今日の生徒さんから「粘土に黒い斑点があるのは支障ないの?」とご質問を頂きましたので、皆さんにもご紹介。支障ないですし、むしろこういう粘土は熟成が進んでいて良い状態です。粘土に住んでいるバクテリアや放線菌が活発になると、袋の中にこういう黒い斑点が増え始めますし、袋を開封すると山の腐葉土や堆肥の良い匂いがします。練った直後はバクテリア達が痛めつけられてしまいますが、寝かせる事でバクテリアが復活し、粘土の腰が良くなって作陶しやすくなる土もあるんです。ちなみにこの粘土は購入して5年貯蔵していた物ですが、購入直後は斑点はありませんでした。

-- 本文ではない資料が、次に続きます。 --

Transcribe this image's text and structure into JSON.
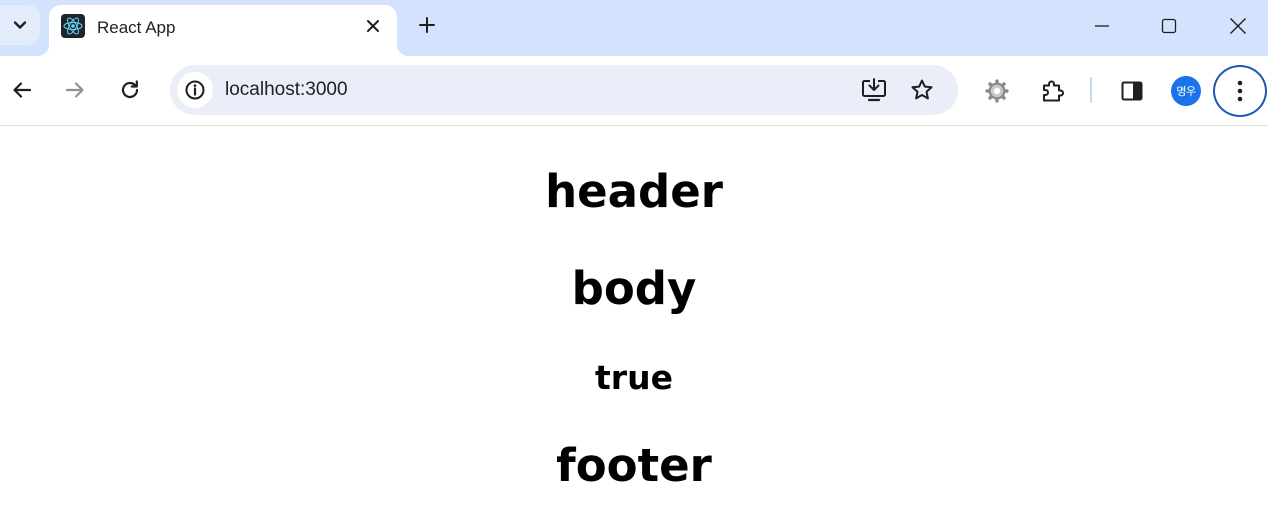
{
  "browser": {
    "tab": {
      "title": "React App",
      "favicon": "react-logo-icon"
    },
    "address_bar": {
      "url": "localhost:3000"
    },
    "profile": {
      "initials": "명우",
      "color": "#1a73e8"
    },
    "colors": {
      "tabstrip": "#d3e3fd",
      "omnibox": "#e9eef8",
      "menu_ring": "#1f57b3"
    },
    "icons": {
      "tab_search": "chevron-down-icon",
      "tab_close": "close-icon",
      "new_tab": "plus-icon",
      "minimize": "minimize-icon",
      "maximize": "maximize-icon",
      "close_window": "close-icon",
      "back": "arrow-left-icon",
      "forward": "arrow-right-icon",
      "reload": "reload-icon",
      "site_info": "info-icon",
      "install": "install-app-icon",
      "bookmark": "star-icon",
      "extension_settings": "gear-icon",
      "extensions": "puzzle-icon",
      "side_panel": "side-panel-icon",
      "menu": "more-vertical-icon"
    }
  },
  "page": {
    "header": "header",
    "body": "body",
    "flag": "true",
    "footer": "footer"
  }
}
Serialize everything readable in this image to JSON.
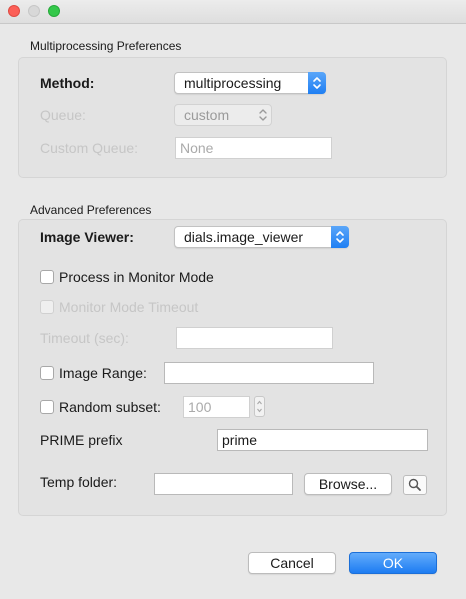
{
  "multiprocessing": {
    "section_title": "Multiprocessing Preferences",
    "method_label": "Method:",
    "method_value": "multiprocessing",
    "queue_label": "Queue:",
    "queue_value": "custom",
    "custom_queue_label": "Custom Queue:",
    "custom_queue_placeholder": "None"
  },
  "advanced": {
    "section_title": "Advanced Preferences",
    "image_viewer_label": "Image Viewer:",
    "image_viewer_value": "dials.image_viewer",
    "monitor_mode_label": "Process in Monitor Mode",
    "monitor_mode_checked": false,
    "monitor_timeout_label": "Monitor Mode Timeout",
    "monitor_timeout_checked": false,
    "timeout_label": "Timeout (sec):",
    "timeout_value": "",
    "image_range_label": "Image Range:",
    "image_range_checked": false,
    "image_range_value": "",
    "random_subset_label": "Random subset:",
    "random_subset_checked": false,
    "random_subset_placeholder": "100",
    "prime_prefix_label": "PRIME prefix",
    "prime_prefix_value": "prime",
    "temp_folder_label": "Temp folder:",
    "temp_folder_value": "",
    "browse_label": "Browse..."
  },
  "footer": {
    "cancel_label": "Cancel",
    "ok_label": "OK"
  },
  "colors": {
    "accent": "#1d7cf2",
    "close_light": "#fc5f57",
    "maximize_light": "#34c84a",
    "window_bg": "#e8e8e8"
  }
}
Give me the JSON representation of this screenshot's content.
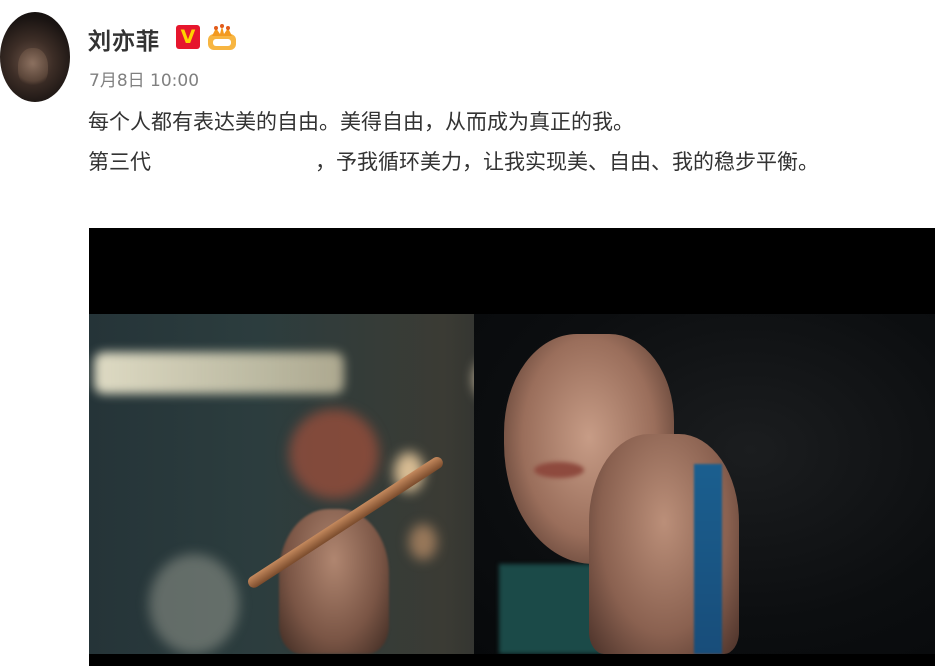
{
  "post": {
    "username": "刘亦菲",
    "verified_badge": "V",
    "timestamp": "7月8日 10:00",
    "text_line_1": "每个人都有表达美的自由。美得自由，从而成为真正的我。",
    "text_line_2_prefix": "第三代",
    "text_line_2_suffix": "，予我循环美力，让我实现美、自由、我的稳步平衡。"
  },
  "colors": {
    "username": "#333333",
    "timestamp": "#808080",
    "body_text": "#333333",
    "verified_bg": "#e6162d",
    "verified_fg": "#ffd200",
    "crown": "#f5a623",
    "video_bg": "#000000"
  },
  "icons": {
    "verified": "verified-v-icon",
    "crown": "crown-member-icon"
  }
}
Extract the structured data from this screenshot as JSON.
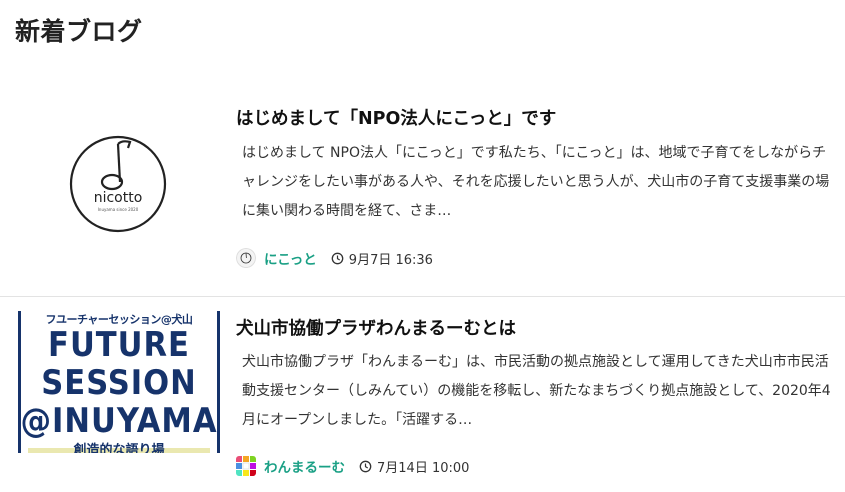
{
  "section": {
    "title": "新着ブログ"
  },
  "posts": [
    {
      "title": "はじめまして「NPO法人にこっと」です",
      "excerpt": "はじめまして NPO法人「にこっと」です私たち、「にこっと」は、地域で子育てをしながらチャレンジをしたい事がある人や、それを応援したいと思う人が、犬山市の子育て支援事業の場に集い関わる時間を経て、さま…",
      "author": "にこっと",
      "date": "9月7日 16:36",
      "thumbnail": {
        "logo_text": "nicotto",
        "logo_sub": "Inuyama since 2020"
      }
    },
    {
      "title": "犬山市協働プラザわんまるーむとは",
      "excerpt": "犬山市協働プラザ「わんまるーむ」は、市民活動の拠点施設として運用してきた犬山市市民活動支援センター（しみんてい）の機能を移転し、新たなまちづくり拠点施設として、2020年4月にオープンしました。「活躍する…",
      "author": "わんまるーむ",
      "date": "7月14日 10:00",
      "thumbnail": {
        "top_text": "フユーチャーセッション@犬山",
        "lines": [
          "FUTURE",
          "SESSION",
          "@INUYAMA"
        ],
        "bottom_text": "創造的な語り場"
      }
    }
  ],
  "colors": {
    "author": "#1aa085",
    "thumb_navy": "#16336b"
  }
}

 写真右の粘土は菊練りして間もない状態ですが、斑点は土に混ざってしまい見えなくなりましたが、この状態で何年か保管していると同様に斑点がでるはずです。なお、バクテリアやこの斑点は素焼きする事で燃え尽きるので、焼き上がりに影響はありません。

 袋やタッパーの粘土を開封時に匂いを嗅いで、ドブ臭い場合が時々あるんですが、それは手の雑菌が悪さをして腐食したり、酸欠で嫌気性発酵してしまった場合の症状なんですが、そういう土は一度練り直しながら空気に触れさせて、再度寝かせて回復を待って使います。まさに土は生き物なんですよ!